Our final night in Singapore we ventured out to the ‘plastic fantstic’ island of Sentosa. A man-made wonderland just a monorail ride away from the city. With 5* hotels, imported sandy beaches, butterfly farms, restaurants and a soon to be Universal studios theme park, it is a definite tourist attraction. As the monorail gliding smoothly away from the lives and lights of the city and towards the large, colourful gates of Sentosa, you couldn’t shake the feeling that you were entering a Disney theme park. To say Amy and I, Disney fans extraordinaire, were excited would be the understatement of all understatements. After a spot of dinner and exploration, including a ride up the Carlsberg sky tower to look out over the city and glance over the border into Malaysia, we headed from the ‘Songs of the Sea’ light show.

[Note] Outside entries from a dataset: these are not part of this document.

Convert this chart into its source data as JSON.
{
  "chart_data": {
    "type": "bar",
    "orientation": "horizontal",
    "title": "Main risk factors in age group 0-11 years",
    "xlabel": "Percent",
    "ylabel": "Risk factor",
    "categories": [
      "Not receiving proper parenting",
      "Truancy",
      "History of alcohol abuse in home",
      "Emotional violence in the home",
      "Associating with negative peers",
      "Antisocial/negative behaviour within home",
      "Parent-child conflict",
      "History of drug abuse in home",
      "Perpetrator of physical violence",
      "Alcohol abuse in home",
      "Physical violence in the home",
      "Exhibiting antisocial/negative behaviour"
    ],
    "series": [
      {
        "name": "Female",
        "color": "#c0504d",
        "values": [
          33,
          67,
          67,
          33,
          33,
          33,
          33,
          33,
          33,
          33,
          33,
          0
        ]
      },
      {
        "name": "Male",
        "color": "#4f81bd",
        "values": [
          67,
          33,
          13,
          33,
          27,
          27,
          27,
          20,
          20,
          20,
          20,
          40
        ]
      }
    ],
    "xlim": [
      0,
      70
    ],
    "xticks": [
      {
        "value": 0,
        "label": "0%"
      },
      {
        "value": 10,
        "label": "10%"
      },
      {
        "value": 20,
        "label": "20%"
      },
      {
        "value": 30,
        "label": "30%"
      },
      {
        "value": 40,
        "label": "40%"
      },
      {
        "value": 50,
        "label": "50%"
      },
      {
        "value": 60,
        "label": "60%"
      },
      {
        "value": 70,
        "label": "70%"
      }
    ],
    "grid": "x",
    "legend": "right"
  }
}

Now, I’m as cheesy as they come. The smellier the better as you really can’t’ beat a bit of cheesy behaviour. But the actors of this show were over the top, even for me. It seemed to me when they came bouncing out onto the beach/stage that they were overcompensating for something with their ‘lets wave are arms and hands around as much as possible’ actions. Turns out that is exactly what they were doing to try and deter people from noticing that they were not only lip syncing the songs, but also the dialogue. After about 5 minutes of this torture, the real show began and I must admit that I momentarily forgot about the arm waving baffoons. The light, water and fire displays were so amazing choreographed with the music and effects were acheived that still baffle me now. It was a show that could nearly match Disney standards. Nearly. My one bit of advice? Shoot the actors. In a country where capital punishment is still legal, I can’t imagine it would be too hard to put them out of their misery. Call it an act of humanity.